On 20 April 2024, Jimmy Song, a notable figure in the Bitcoin community, shared his thoughts on the recent Bitcoin halving and the emergence of unusually high transaction fees. According to Song, the fourth Bitcoin halving occurred as scheduled on April 20 but was marked by unexpectedly high fees due to a new protocol implementation.

The Bitcoin halving is a predefined event that reduces the number of bitcoins generated per block by half, intended to limit the supply of new bitcoins over time. This halving reduced the block subsidy from 6.25 BTC to 3.125 BTC. However, what apparently caught the community’s attention was the block fees, especially the 37.626 BTC in fees in block 840,000, significantly higher than the subsidy itself, which Song notes as unprecedented.

Song explained that following this block, several subsequent blocks also recorded high fees, indicating a new trend in Bitcoin’s network. According to Song, this situation is starkly different from previous halving cycles, where blocks with fees surpassing the subsidy were rare and typically due to transaction errors.

According to Jimmy Song, the cause of these high fees is a new protocol named Runes, designed by Casey Rodarmor.

The Runes protocol is a token standard designed to bring the creation of fungible tokens to the Bitcoin network. Unlike Ordinals, which focus on NFTs (non-fungible tokens), Runes makes it easy to create tokens with identical properties, like traditional cryptocurrencies or meme coins.

Here’s how it works:

  • Utilizing UTXOs: The Runes protocol takes advantage of Bitcoin’s UTXO (Unspent Transaction Output) model. Every Bitcoin transaction involves consuming existing UTXOs as inputs and then creating new UTXOs as outputs. Using Runes, you can embed special data within a UTXO, marking it as a Rune and assigning specific properties to it.
  • Runestones: Think of “Runestones” as instructions within the Bitcoin network. They are special messages included in a transaction that tell the network how to create, mint, or transfer Runes. So, instead of just transferring Bitcoin, you can also perform operations to manage your Rune tokens.
  • Pre-Minting and Rune IDs: When you create (“etch”) a Rune, you can pre-mint a set amount for yourself. Each Rune is identified by a Rune ID that references the block and transaction where it was created, allowing easy tracking and proof of origin.

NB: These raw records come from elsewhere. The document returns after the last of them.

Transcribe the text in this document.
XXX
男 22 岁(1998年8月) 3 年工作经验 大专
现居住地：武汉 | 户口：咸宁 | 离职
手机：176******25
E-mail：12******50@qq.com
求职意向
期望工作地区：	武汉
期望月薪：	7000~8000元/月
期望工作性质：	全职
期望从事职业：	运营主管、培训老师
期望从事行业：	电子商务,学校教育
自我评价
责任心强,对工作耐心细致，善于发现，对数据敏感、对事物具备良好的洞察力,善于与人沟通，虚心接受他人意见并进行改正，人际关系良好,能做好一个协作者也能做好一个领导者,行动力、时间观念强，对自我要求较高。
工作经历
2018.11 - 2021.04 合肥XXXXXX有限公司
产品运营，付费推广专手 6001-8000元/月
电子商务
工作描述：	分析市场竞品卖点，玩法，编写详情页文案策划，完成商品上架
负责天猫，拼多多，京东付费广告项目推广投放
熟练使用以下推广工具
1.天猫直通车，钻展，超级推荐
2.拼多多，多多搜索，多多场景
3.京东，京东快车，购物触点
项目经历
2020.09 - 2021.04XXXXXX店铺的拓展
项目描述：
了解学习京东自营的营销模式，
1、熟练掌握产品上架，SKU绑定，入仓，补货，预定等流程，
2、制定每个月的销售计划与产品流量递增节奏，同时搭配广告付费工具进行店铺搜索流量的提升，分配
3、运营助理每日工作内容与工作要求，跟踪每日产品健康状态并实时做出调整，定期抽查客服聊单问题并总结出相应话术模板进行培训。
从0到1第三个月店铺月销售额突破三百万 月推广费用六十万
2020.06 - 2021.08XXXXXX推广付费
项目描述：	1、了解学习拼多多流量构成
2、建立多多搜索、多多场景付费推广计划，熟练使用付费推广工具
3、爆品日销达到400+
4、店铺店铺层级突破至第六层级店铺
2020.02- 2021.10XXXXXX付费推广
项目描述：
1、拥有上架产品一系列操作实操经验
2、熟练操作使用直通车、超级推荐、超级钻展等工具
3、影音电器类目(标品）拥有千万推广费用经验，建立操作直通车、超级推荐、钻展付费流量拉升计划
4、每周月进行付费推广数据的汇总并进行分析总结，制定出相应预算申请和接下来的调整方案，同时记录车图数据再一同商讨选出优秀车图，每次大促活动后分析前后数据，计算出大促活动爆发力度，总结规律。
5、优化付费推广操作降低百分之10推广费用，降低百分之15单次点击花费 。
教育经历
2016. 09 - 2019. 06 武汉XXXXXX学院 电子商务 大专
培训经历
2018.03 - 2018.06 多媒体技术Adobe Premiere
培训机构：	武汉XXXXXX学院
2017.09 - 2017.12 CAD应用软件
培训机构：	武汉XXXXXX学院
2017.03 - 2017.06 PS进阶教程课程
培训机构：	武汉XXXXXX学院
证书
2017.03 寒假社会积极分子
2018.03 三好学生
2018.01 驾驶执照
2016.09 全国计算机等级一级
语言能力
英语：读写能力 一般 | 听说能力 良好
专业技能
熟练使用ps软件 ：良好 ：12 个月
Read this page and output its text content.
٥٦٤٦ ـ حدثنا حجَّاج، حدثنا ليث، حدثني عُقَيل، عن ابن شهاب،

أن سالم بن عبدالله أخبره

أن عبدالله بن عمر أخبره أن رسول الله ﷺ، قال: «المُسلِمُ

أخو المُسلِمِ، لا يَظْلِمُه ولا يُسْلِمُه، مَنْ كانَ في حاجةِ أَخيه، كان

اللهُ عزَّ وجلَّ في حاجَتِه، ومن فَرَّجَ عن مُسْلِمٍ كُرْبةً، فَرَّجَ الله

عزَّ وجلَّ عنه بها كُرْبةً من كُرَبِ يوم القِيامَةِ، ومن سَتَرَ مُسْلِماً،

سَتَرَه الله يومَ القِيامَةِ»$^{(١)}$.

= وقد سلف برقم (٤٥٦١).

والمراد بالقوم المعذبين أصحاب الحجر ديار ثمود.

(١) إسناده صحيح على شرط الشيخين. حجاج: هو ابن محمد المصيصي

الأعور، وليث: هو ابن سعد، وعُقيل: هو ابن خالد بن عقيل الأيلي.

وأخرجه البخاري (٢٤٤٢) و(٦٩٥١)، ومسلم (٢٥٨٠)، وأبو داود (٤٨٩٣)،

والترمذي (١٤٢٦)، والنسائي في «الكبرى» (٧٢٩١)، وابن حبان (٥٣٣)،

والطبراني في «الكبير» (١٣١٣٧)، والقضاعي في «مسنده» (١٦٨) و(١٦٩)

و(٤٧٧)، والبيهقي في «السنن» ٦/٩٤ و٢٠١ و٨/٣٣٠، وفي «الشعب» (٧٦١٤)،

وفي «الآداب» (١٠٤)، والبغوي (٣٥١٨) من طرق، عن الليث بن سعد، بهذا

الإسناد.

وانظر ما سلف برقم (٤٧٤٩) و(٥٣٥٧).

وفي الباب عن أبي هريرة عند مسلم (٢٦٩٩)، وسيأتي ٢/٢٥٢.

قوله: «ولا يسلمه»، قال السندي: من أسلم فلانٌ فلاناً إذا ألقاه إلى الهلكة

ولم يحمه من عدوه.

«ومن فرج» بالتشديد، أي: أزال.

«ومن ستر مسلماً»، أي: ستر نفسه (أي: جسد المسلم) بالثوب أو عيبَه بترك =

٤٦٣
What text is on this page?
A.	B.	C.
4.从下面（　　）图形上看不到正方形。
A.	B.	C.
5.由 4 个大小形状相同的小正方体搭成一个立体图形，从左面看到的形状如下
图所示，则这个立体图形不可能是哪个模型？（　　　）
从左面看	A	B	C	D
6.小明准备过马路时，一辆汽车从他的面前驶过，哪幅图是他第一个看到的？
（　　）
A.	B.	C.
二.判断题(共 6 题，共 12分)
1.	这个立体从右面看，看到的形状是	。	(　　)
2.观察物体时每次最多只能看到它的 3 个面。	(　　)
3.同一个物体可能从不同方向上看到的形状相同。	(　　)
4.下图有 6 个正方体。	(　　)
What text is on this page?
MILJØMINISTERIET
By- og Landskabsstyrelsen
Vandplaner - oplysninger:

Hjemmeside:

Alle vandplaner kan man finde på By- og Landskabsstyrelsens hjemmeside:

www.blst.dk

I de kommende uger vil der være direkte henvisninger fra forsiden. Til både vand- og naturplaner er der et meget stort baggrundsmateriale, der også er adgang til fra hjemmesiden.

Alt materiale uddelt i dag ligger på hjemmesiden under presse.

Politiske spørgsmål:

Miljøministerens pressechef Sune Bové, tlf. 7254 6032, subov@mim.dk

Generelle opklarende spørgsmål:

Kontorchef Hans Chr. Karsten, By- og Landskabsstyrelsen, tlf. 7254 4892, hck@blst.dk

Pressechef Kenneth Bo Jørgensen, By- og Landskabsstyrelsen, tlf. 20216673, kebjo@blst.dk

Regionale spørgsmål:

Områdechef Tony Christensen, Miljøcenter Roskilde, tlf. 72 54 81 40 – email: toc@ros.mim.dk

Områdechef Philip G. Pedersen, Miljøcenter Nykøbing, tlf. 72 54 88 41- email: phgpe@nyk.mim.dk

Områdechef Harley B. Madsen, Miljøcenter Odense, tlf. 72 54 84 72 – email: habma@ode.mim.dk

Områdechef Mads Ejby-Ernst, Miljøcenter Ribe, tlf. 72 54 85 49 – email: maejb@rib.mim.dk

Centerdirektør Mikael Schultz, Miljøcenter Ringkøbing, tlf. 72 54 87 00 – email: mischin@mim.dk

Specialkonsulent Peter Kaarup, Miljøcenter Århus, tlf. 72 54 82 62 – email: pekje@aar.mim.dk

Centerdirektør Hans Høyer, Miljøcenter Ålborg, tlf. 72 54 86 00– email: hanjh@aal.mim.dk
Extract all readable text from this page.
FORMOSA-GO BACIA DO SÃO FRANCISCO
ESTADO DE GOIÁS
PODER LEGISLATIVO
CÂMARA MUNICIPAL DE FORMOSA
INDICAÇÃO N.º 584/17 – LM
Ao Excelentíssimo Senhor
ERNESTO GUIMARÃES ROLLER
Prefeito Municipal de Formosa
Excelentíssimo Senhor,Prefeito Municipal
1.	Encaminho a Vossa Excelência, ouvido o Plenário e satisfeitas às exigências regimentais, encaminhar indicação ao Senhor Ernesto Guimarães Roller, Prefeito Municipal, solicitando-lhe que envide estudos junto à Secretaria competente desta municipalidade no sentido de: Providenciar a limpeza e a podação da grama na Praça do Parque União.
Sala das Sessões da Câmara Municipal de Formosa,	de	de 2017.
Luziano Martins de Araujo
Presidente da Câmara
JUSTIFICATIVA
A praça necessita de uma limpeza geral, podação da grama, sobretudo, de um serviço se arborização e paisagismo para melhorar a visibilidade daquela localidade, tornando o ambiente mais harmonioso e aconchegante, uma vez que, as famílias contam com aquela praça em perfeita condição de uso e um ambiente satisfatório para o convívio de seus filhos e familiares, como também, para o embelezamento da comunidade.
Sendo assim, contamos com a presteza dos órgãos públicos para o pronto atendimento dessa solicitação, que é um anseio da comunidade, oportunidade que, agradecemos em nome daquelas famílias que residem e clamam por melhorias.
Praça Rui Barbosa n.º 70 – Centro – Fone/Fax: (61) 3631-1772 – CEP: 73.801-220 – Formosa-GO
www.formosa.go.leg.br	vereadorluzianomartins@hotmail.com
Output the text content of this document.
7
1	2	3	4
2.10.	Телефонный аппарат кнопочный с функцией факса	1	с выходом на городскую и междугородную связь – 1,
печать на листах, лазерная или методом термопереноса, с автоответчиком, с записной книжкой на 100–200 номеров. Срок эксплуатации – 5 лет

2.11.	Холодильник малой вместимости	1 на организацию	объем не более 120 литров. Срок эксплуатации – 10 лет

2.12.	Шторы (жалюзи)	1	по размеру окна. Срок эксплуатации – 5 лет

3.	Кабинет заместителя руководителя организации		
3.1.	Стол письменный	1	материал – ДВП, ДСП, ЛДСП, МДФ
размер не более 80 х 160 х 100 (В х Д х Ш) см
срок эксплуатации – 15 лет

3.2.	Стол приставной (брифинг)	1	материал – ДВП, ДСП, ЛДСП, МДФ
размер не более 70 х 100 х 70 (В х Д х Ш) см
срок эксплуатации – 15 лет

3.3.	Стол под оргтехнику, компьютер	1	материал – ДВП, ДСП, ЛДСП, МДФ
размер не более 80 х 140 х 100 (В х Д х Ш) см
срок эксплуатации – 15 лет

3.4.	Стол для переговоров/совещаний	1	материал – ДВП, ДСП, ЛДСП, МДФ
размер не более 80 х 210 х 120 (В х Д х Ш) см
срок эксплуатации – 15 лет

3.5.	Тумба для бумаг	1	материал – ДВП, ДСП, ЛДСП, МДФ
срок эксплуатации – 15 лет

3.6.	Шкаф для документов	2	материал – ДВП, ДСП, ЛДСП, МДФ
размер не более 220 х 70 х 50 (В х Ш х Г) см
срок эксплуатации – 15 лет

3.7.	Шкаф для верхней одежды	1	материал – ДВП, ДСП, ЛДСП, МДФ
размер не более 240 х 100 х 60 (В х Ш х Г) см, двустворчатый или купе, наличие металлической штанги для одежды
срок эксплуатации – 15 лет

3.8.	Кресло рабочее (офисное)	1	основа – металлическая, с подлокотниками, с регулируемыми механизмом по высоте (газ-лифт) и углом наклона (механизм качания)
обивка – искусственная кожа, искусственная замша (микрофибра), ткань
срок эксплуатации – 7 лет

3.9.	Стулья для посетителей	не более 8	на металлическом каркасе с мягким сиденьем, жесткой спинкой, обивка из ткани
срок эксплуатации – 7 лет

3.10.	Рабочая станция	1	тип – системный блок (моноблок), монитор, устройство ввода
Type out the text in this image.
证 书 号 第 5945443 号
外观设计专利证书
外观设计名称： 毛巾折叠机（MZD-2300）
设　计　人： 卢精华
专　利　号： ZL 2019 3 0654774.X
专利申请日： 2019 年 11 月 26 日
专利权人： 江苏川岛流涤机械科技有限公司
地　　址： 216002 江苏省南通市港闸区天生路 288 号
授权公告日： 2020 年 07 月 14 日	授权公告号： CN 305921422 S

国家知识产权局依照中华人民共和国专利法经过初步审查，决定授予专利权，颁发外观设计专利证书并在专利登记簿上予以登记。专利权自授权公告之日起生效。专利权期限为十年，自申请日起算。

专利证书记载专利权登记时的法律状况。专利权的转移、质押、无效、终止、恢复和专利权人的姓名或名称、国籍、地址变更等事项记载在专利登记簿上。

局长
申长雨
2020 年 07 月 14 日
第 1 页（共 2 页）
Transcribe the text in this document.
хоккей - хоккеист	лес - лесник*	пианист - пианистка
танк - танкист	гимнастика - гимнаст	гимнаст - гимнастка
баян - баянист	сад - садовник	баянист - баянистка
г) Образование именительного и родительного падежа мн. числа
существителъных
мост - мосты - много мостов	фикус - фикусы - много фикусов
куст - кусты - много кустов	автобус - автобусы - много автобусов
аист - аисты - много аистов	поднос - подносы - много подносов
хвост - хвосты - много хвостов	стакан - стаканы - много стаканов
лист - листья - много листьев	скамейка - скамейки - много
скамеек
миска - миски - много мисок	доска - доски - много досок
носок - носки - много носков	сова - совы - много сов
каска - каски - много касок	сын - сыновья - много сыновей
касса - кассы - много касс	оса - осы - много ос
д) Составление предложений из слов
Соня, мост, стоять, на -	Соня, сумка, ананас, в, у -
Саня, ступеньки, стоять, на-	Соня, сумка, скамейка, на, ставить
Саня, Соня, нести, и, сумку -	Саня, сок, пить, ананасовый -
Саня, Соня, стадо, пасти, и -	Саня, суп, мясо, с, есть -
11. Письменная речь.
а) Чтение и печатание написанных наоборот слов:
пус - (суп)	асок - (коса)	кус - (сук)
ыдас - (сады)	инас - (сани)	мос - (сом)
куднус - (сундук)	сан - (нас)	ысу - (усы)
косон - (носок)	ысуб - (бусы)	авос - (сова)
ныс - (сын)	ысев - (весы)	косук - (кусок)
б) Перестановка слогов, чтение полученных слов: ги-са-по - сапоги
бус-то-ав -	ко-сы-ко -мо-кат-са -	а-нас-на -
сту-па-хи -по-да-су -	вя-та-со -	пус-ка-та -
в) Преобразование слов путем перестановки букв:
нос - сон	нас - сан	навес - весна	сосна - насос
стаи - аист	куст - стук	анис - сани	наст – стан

The Runes protocol aims to make the creation and management of fungible tokens on Bitcoin much more streamlined. This opens up possibilities for a wider range of use cases, like tokens representing projects, stablecoins, or even community-centric meme coins, all directly on the robust and secure Bitcoin network.

Song detailed the operational mechanics of Runes, which involves issuing assets that can conflict in name, leading to a unique challenge. If two assets are named the same, the protocol defaults to not issuing the newer asset if a name conflict exists, hence simplifying the process but creating problematic incentives. This simplicity leads to a strategic game among users who attempt to register asset names first by paying higher fees, a practice known as “sniping.”

This sniping has escalated into a competitive and costly frenzy, often likened to a “One Dollar Auction,” where participants irrationally overpay in fees to secure asset names, a dynamic resulting in significant fee increases. Song highlights the usage of Replace-By-Fee (RBF) transactions as a strategy to outbid competitors in this asset-naming race, further inflating the fees.

Moreover, Jimmy Song pointed out the role of miners in this new fee landscape. Miners can influence which transactions are processed first, potentially prioritizing transactions based on fees offered, adding another layer of strategy and complexity to transaction processing under the Runes protocol.

Furthermore, Song raised significant concerns regarding the sustainability and strategic implications of the Runes protocol. He noted that the high fees associated with Runes—often reaching 1000 sats/vbyte—are not only unprecedented but have also overshadowed almost every other transaction type on the network. He mentioned that the financial and operational impact is substantial, with over $20 million in fees generated in just the first 18 blocks after the halving. Song went on to say that at this pace, the daily expenditure on Runes issuance could escalate to $150 million, leading to a projected weekly spend of around $1 billion, a rate Song views as unsustainable in the long term.

On the same day, crypto analyst Dylan LeClair also voiced concerns over the escalating transaction fees on Bitcoin, attributing the spike to the launch of a new token protocol named Runes. According to LeClair, this protocol, which debuted on block 840,000 and utilizes a Bitcoin script function called Op_Return, has significantly influenced fee levels. He criticized the protocol, labeling it as “pure degenerate speculation” due to its lack of promised utility or benefits beyond mere speculative trading.

LeClair warned the crypto community about the financial risks associated with investing in what he refers to as “memecoins,” especially when transaction fees are exorbitantly high. He stressed that such speculative activities are essentially a negative sum game, suggesting that the costs could outweigh any potential gains. Moreover, he emphasized the importance of proper UTXO (Unspent Transaction Output) management as a critical practice in such high fee environments, indicating that this scenario might persist for an extended period.